И мы стали читать «Книгу песен» Гейне, эту книгу я везла с собой. Наши занятия продолжались и в Ессентуках, куда мы приехали после теплушечного эшелонного месяца. Преподавание немецкого языка, да еще и толкование немецких стихов всегда доставляло мне удовольствие, а тут оно еще и отвлекало меня от горестных воспоминаний. Иля тоже полюбила наши занятия. «Книгу песен» я дала ей для подготовки к урокам, и это, как ни странно, определило потом не только ее судьбу, но и судьбу всей семьи.
Восьмого августа 1942 года кончилось не только чтение стихов Гейне, но и мое житье в Ессентуках. Утром этого дня студентки и преподавательницы института стояли в длинной очереди за пудрой «Нега Востока», а вечером всех нас вызвали к директору, который объявил нам, что фронт прорван, немцы в Минеральных Водах, транспорта никакого нет.
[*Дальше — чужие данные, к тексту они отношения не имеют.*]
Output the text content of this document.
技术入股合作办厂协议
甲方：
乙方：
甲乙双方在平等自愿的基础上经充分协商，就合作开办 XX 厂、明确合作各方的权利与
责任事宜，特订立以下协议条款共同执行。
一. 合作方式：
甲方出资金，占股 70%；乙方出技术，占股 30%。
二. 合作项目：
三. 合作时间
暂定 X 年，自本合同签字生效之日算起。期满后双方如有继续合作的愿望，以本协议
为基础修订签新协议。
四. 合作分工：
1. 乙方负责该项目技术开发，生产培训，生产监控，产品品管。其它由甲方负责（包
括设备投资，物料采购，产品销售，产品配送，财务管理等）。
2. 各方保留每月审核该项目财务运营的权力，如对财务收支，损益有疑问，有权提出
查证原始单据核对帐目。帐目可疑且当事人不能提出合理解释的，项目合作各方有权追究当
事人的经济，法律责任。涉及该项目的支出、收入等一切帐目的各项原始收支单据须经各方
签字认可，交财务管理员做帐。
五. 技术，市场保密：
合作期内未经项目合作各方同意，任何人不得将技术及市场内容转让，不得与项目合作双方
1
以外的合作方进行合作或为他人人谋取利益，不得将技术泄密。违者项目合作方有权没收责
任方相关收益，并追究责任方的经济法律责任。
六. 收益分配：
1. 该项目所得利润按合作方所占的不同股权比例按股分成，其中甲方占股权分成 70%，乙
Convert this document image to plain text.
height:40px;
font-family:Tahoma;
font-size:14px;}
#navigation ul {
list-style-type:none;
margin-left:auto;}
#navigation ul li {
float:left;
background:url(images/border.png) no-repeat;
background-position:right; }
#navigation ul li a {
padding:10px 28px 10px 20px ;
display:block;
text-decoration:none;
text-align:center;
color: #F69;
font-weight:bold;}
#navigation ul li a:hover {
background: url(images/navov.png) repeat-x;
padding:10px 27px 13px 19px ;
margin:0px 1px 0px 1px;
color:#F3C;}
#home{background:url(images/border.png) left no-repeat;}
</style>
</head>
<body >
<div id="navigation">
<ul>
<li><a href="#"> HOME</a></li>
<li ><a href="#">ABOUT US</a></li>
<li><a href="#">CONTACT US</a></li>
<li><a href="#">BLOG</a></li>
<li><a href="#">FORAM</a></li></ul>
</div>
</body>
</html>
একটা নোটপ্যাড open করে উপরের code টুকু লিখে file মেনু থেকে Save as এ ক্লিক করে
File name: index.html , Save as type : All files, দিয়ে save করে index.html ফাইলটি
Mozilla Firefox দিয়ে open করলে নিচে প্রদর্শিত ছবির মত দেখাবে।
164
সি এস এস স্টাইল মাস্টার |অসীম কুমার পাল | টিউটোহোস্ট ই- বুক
Кто хочет, может идти пешком по дороге к Нальчику.
Когда все — достаточно потрясенные — стали расходиться, Иван Алексеевич попросил меня остаться. Он сказал мне: «Мне жаль Вас, не ходите, пешком нельзя уйти от танков. Ну, придут немцы, для вас будет гетто, унижение, позор, но нам ли, пережившим тридцать седьмой год, бояться унижения и позора?».
Кошкин говорил «со свирепой жалостью», как сказано где-то у Тургенева, со страстной убежденностью и силой, а я была поражена тем, что такое может сказать член правящей партии, директор ленинградского вуза. Он убеждал меня, но для меня — в первый и последний раз в жизни — не было ни минуты колебания и нерешительности, я сказала, что не могу и не хочу увидеть немцев, и мне надо уйти от них, пешком — так пешком.
И я ушла. Так я спасла свою жизнь, ведь никакого гетто не было, всех евреев вскоре расстреляли в ближнем овраге.
О Кошкиных я потом узнала от человека, после освобождения Кавказа приехавшего в Ташкент, где я жила. Он рассказал как Иля Кошкина познакомилась с немецким лейтенантом, молодым человеком из аристократической семьи, знатоком и любителем литературы. Иля дала ему почитать «Книгу песен». Можно себе представить — какое впечатление это произвело на молодого лейтенанта, ведь упоминание о Гейне было запрещено, память о нем вытравлена, и двадцатилетний знаток немецкой поэзии впервые услышал имя Гейне. Вместе с Илей они стали читать «Книгу песен», а к чему приводит совместное чтение — известно из Данте.
За возникшим романом наблюдали с интересом и осуждением ленинградские знакомые Кошкиных, скомпрометирована была не только Иля, но и ее семья. Все они ушли вместе с немцами при вступлении советских войск. Больше я ничего о них не слышала.

Обстрел

Предпоследний снаряд обстрела упал в Летний сад, близко от Фонтанки. А последний угодил в наш дом на Рыночной улице, в стену под окном моей комнаты. Дом наш был построен в восемнадцатом веке («еще до основания Петербурга», как говорил наш управхоз), и стены дома были толстые, как в крепости. Снаряд не смог пробить стену. Но он смог выбить окна, рамы, а от взрывной волны вылетели все двери в квартире. На полу было много осколков. В первую минуту в комнате стало темно, пыль, отвалившаяся штукатурка и прочее. Вообще, прямо скажем, неуютно.
В ту минуту, когда разорвался снаряд, я стояла на коленях и подбирала что-то с пола, осколок пролетел над моей шеей, я помню до сих пор ощущение дуновения, потом он попал в зеркало шкафа.
В квартире было пять человек, все уцелели.
Через некоторое время я услышала взволнованные голоса под тем, что было недавно окном человеческого жилья. Я выглянула в проем и увидела двух своих учеников из школы разведчиков.
Увидя меня они замахали руками, как машут, наверно, на привидение, и закричали: «Вы живы?» — «Да», — сказала я. «Все живы?» — «Все», — сказала я.
«Послушайте, — сказал один из моих учеников, ведь одной десятой, даже одной сотой было бы достаточно, чтобы всех убить!».
Нет, убивать людей не так уж просто, недаром пришлось изобретать атомные и водородные бомбы.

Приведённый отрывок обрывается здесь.